🤖 AI Summary
This work addresses the limitations of existing CI/CD workflow analyses, which often focus narrowly on stage identification and struggle to assess reliability, maintainability, and optimization priorities. To overcome this, we propose a large language model–based CI/CD analysis pipeline that integrates repository context enhancement, anti-pattern detection, stage mining, and actionable recommendation generation. Our approach uniquely combines diagnostic reasoning, context awareness, and human-in-the-loop review to deliver observability tailored to cybersecurity engineering. Leveraging few-shot prompting, YAML parsing, and statistical tests (chi-square and Cramér’s V), the method identifies 434,769 anti-patterns across 75,201 workflows and generates an average of 8.25 syntactically valid optimization suggestions per repository, achieving a 96.1% compliance rate with YAML syntax standards.
📝 Abstract
CI/CD workflows have become executable operational policy: they decide what gets built, tested, released, and deployed, and they mediate how maintainers interact with delivery infrastructure. That makes them an important measurement point for cyber-systems engineering. Recent large language model (LLM) work shows that workflow stages can be recognized directly from configuration files, but stage labels alone do not tell us whether a workflow is brittle, unusual for its ecosystem, or worth revising first. We present an LLM-based CI/CD analysis pipeline that combines repository enrichment, anti-pattern detection, stage mining, and recommendation generation over a large GitHub corpus. Starting from 59,550 repositories with at least 1,000 stars, we identify 34,225 projects with CI/CD and collect 127,559 configuration files. Across 75,201 analyzed workflows, the anti-pattern detector reports 434,769 findings, dominated by reliability and maintainability issues.
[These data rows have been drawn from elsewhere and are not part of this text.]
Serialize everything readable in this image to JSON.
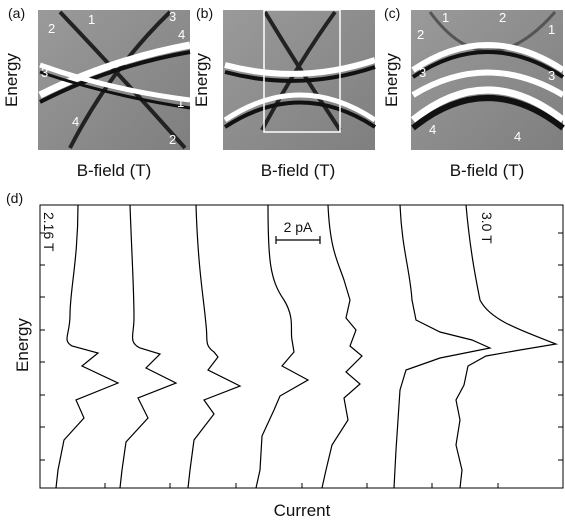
{
  "figure": {
    "panels": [
      {
        "label": "(a)",
        "y_label": "Energy",
        "x_label": "B-field (T)",
        "annotations": [
          "1",
          "2",
          "3",
          "4",
          "3",
          "1",
          "4",
          "2"
        ]
      },
      {
        "label": "(b)",
        "y_label": "Energy",
        "x_label": "B-field (T)"
      },
      {
        "label": "(c)",
        "y_label": "Energy",
        "x_label": "B-field (T)",
        "annotations": [
          "1",
          "2",
          "2",
          "1",
          "3",
          "3",
          "4",
          "4"
        ]
      }
    ],
    "panel_d": {
      "label": "(d)",
      "y_label": "Energy",
      "x_label": "Current",
      "first_field": "2.16 T",
      "last_field": "3.0 T",
      "scale_bar": "2 pA"
    }
  }
}
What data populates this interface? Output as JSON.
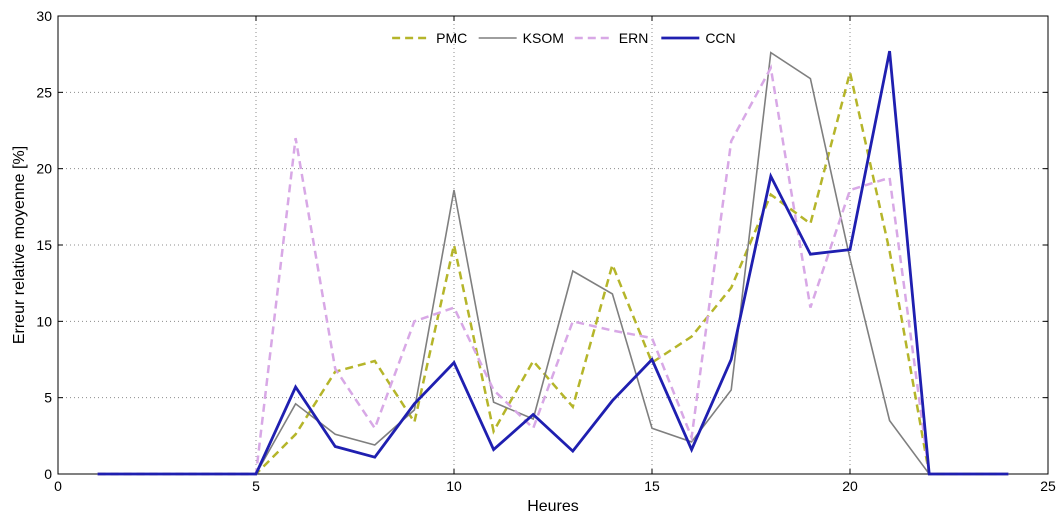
{
  "chart_data": {
    "type": "line",
    "xlabel": "Heures",
    "ylabel": "Erreur relative moyenne [%]",
    "xlim": [
      0,
      25
    ],
    "ylim": [
      0,
      30
    ],
    "xticks": [
      0,
      5,
      10,
      15,
      20,
      25
    ],
    "yticks": [
      0,
      5,
      10,
      15,
      20,
      25,
      30
    ],
    "x_tick_labels": [
      "0",
      "5",
      "10",
      "15",
      "20",
      "25"
    ],
    "y_tick_labels": [
      "0",
      "5",
      "10",
      "15",
      "20",
      "25",
      "30"
    ],
    "grid": true,
    "legend_position": "top-center",
    "x": [
      1,
      2,
      3,
      4,
      5,
      6,
      7,
      8,
      9,
      10,
      11,
      12,
      13,
      14,
      15,
      16,
      17,
      18,
      19,
      20,
      21,
      22,
      23,
      24
    ],
    "series": [
      {
        "name": "PMC",
        "color": "#b5b52a",
        "style": "dashed",
        "values": [
          0,
          0,
          0,
          0,
          0,
          2.6,
          6.7,
          7.4,
          3.4,
          15.0,
          2.8,
          7.4,
          4.4,
          13.7,
          7.3,
          9.0,
          12.2,
          18.3,
          16.4,
          26.3,
          14.6,
          0,
          0,
          0
        ]
      },
      {
        "name": "KSOM",
        "color": "#7f7f7f",
        "style": "solid",
        "values": [
          0,
          0,
          0,
          0,
          0,
          4.6,
          2.6,
          1.9,
          4.2,
          18.6,
          4.7,
          3.6,
          13.3,
          11.8,
          3.0,
          2.1,
          5.5,
          27.6,
          25.9,
          14.1,
          3.5,
          0,
          0,
          0
        ]
      },
      {
        "name": "ERN",
        "color": "#d8a8e6",
        "style": "dashed",
        "values": [
          0,
          0,
          0,
          0,
          0,
          22.0,
          6.9,
          3.0,
          10.0,
          10.9,
          5.5,
          3.0,
          10.0,
          9.4,
          8.9,
          2.4,
          21.8,
          26.6,
          10.9,
          18.6,
          19.4,
          0,
          0,
          0
        ]
      },
      {
        "name": "CCN",
        "color": "#1f1fb0",
        "style": "solid-thick",
        "values": [
          0,
          0,
          0,
          0,
          0,
          5.7,
          1.8,
          1.1,
          4.6,
          7.3,
          1.6,
          3.9,
          1.5,
          4.8,
          7.5,
          1.6,
          7.5,
          19.5,
          14.4,
          14.7,
          27.7,
          0,
          0,
          0
        ]
      }
    ]
  }
}
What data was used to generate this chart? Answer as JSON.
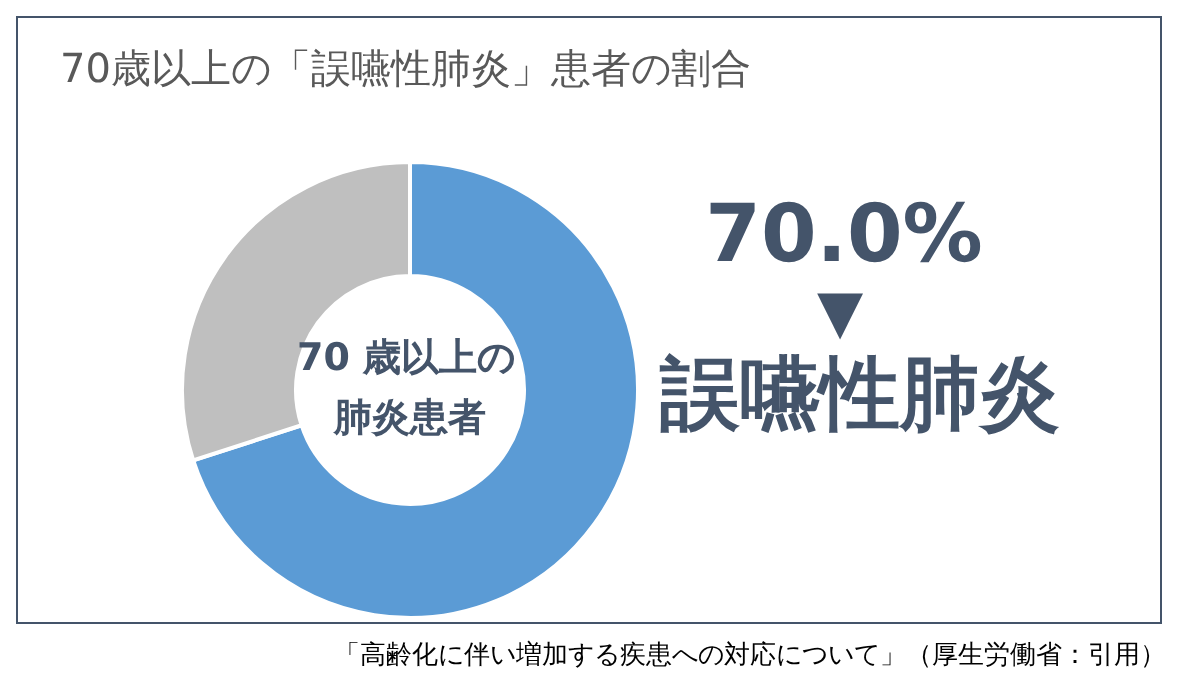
{
  "chart_data": {
    "type": "donut",
    "title": "70歳以上の「誤嚥性肺炎」患者の割合",
    "categories": [
      "誤嚥性肺炎",
      null
    ],
    "values": [
      70,
      30
    ],
    "colors": [
      "#5b9bd5",
      "#bfbfbf"
    ],
    "value_labels": [
      "70.0%",
      null
    ],
    "legend": false,
    "annotations": [
      "70 歳以上の",
      "肺炎患者",
      "▼",
      "「高齢化に伴い増加する疾患への対応について」（厚生労働省：引用）"
    ]
  }
}
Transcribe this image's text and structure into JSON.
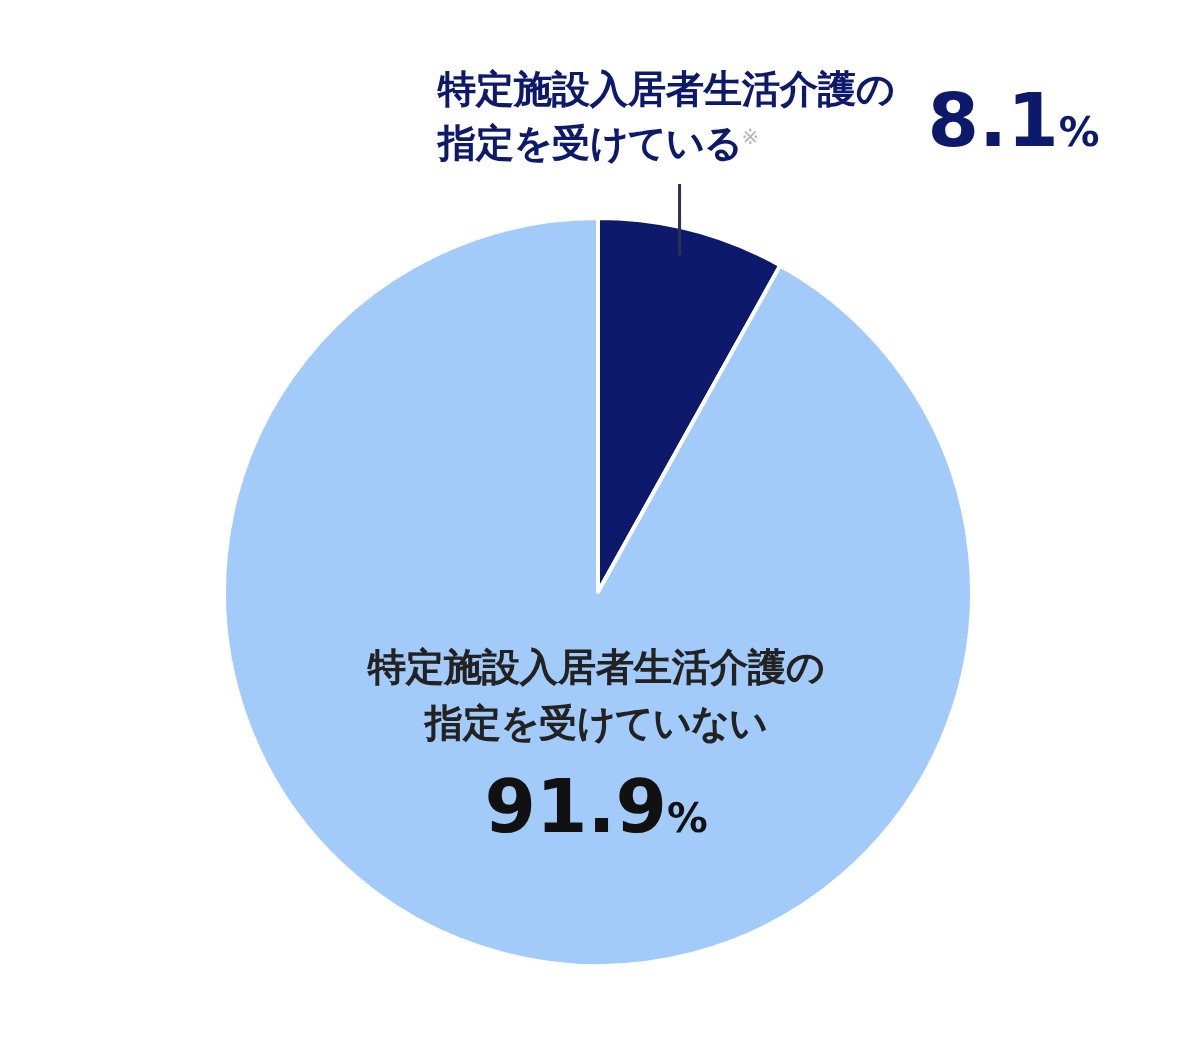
{
  "chart_data": {
    "type": "pie",
    "categories": [
      "特定施設入居者生活介護の指定を受けている$^{※}$",
      "特定施設入居者生活介護の指定を受けていない"
    ],
    "values": [
      8.1,
      91.9
    ],
    "colors": [
      "#0d1a6c",
      "#a3cbfa"
    ],
    "value_labels": [
      "8.1%",
      "91.9%"
    ]
  }
}
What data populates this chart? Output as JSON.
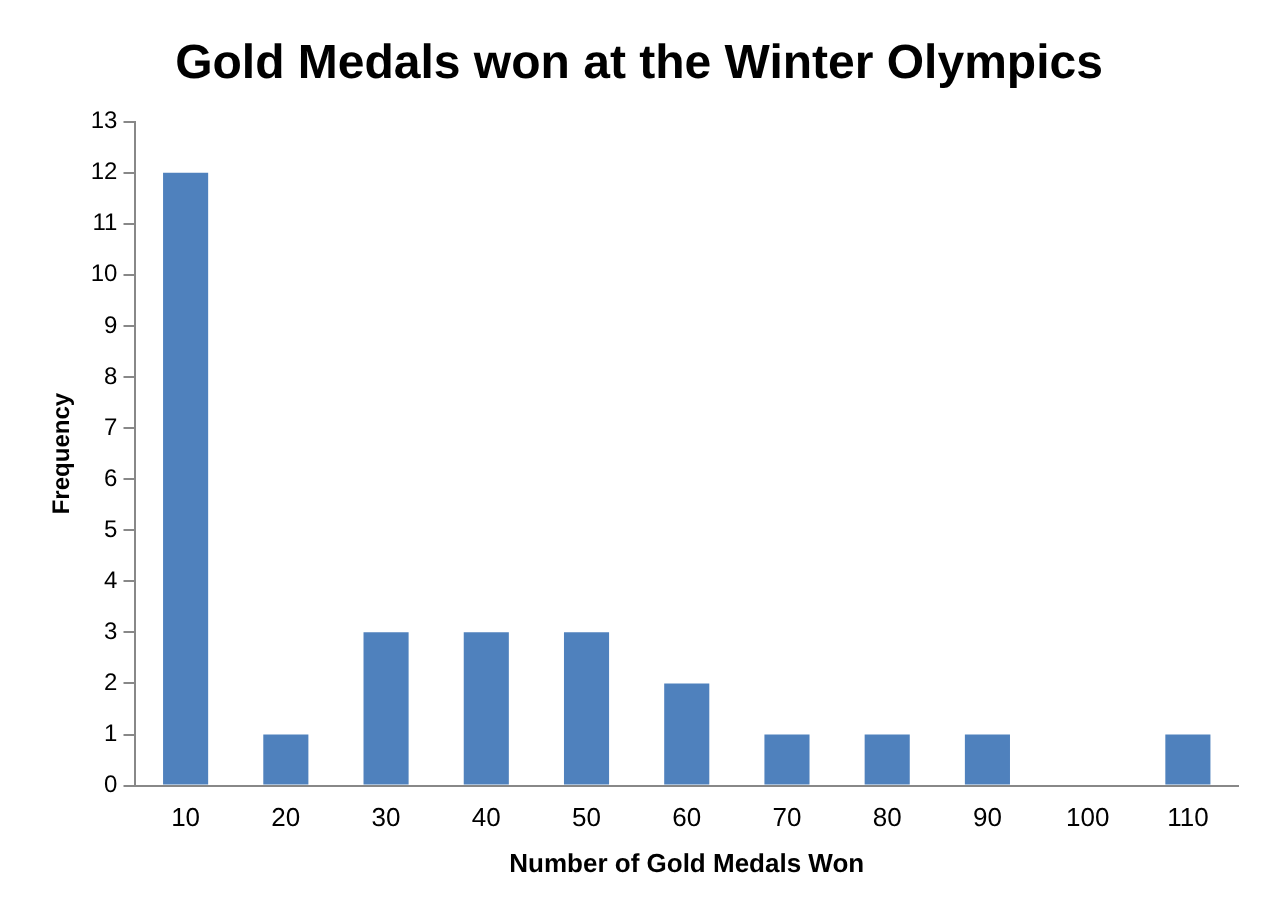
{
  "chart_data": {
    "type": "bar",
    "title": "Gold Medals won at the Winter Olympics",
    "xlabel": "Number of Gold Medals Won",
    "ylabel": "Frequency",
    "categories": [
      "10",
      "20",
      "30",
      "40",
      "50",
      "60",
      "70",
      "80",
      "90",
      "100",
      "110"
    ],
    "values": [
      12,
      1,
      3,
      3,
      3,
      2,
      1,
      1,
      1,
      0,
      1
    ],
    "color": "#4f81bd",
    "ylim": [
      0,
      13
    ],
    "yticks": [
      0,
      1,
      2,
      3,
      4,
      5,
      6,
      7,
      8,
      9,
      10,
      11,
      12,
      13
    ],
    "grid": false,
    "legend": false
  }
}
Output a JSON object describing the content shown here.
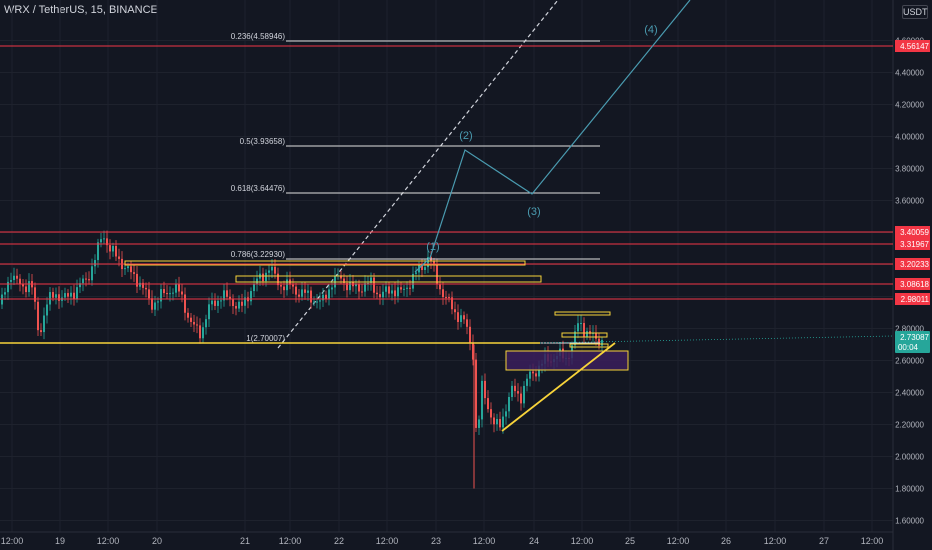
{
  "header": {
    "symbol_line": "WRX / TetherUS, 15, BINANCE",
    "currency_badge": "USDT"
  },
  "colors": {
    "background": "#131722",
    "red_line": "#f23645",
    "white_line": "#d1d4dc",
    "yellow_line": "#f7d33a",
    "teal_wave": "#4a9bb0",
    "candle_up": "#26a69a",
    "candle_down": "#ef5350",
    "purple_box": "#3b1f5c",
    "last_price_badge": "#26a69a"
  },
  "price_axis": {
    "ticks": [
      "4.60000",
      "4.40000",
      "4.20000",
      "4.00000",
      "3.80000",
      "3.60000",
      "3.40000",
      "3.20000",
      "3.00000",
      "2.80000",
      "2.60000",
      "2.40000",
      "2.20000",
      "2.00000",
      "1.80000",
      "1.60000"
    ],
    "red_level_labels": [
      "4.56147",
      "3.40059",
      "3.31967",
      "3.20233",
      "3.08618",
      "2.98011"
    ],
    "last_price": "2.73087",
    "countdown": "00:04"
  },
  "time_axis": {
    "labels": [
      "12:00",
      "19",
      "12:00",
      "20",
      "21",
      "12:00",
      "22",
      "12:00",
      "23",
      "12:00",
      "24",
      "12:00",
      "25",
      "12:00",
      "26",
      "12:00",
      "27",
      "12:00"
    ]
  },
  "fib_levels": [
    {
      "label": "0.236(4.58946)",
      "price": 4.58946
    },
    {
      "label": "0.5(3.93658)",
      "price": 3.93658
    },
    {
      "label": "0.618(3.64476)",
      "price": 3.64476
    },
    {
      "label": "0.786(3.22930)",
      "price": 3.2293
    },
    {
      "label": "1(2.70007)",
      "price": 2.70007
    }
  ],
  "red_levels": [
    4.56147,
    3.40059,
    3.31967,
    3.20233,
    3.08618,
    2.98011
  ],
  "wave_labels": [
    "(1)",
    "(2)",
    "(3)",
    "(4)"
  ]
}
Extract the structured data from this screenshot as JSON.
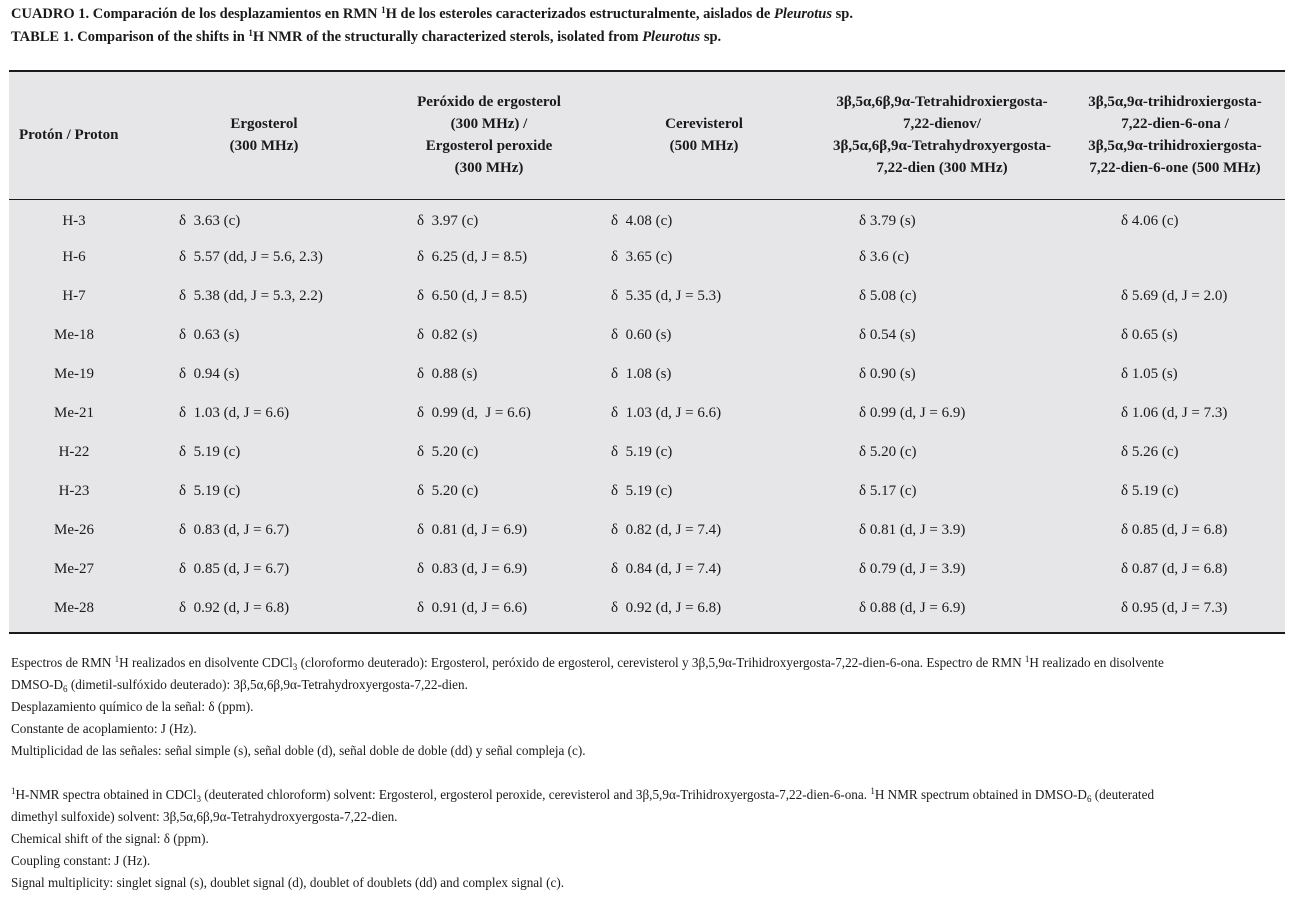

Across 59,906 configurations, stage usage differs significantly by language ($χ^2 = 4168.88$, $p < 0.001$, Cramer's $V = 0.063$), and domain analysis shows distinct operational profiles, including higher release and cache usage in mobile projects. For repository-level recommendation generation, few-shot prompting performs best overall, averaging 8.25 recommendations per repository with 96.1% YAML-valid snippets. Taken together, the results argue for CI/CD observability that combines diagnosis, context, and human review rather than treating workflow mining as a stage-classification problem alone.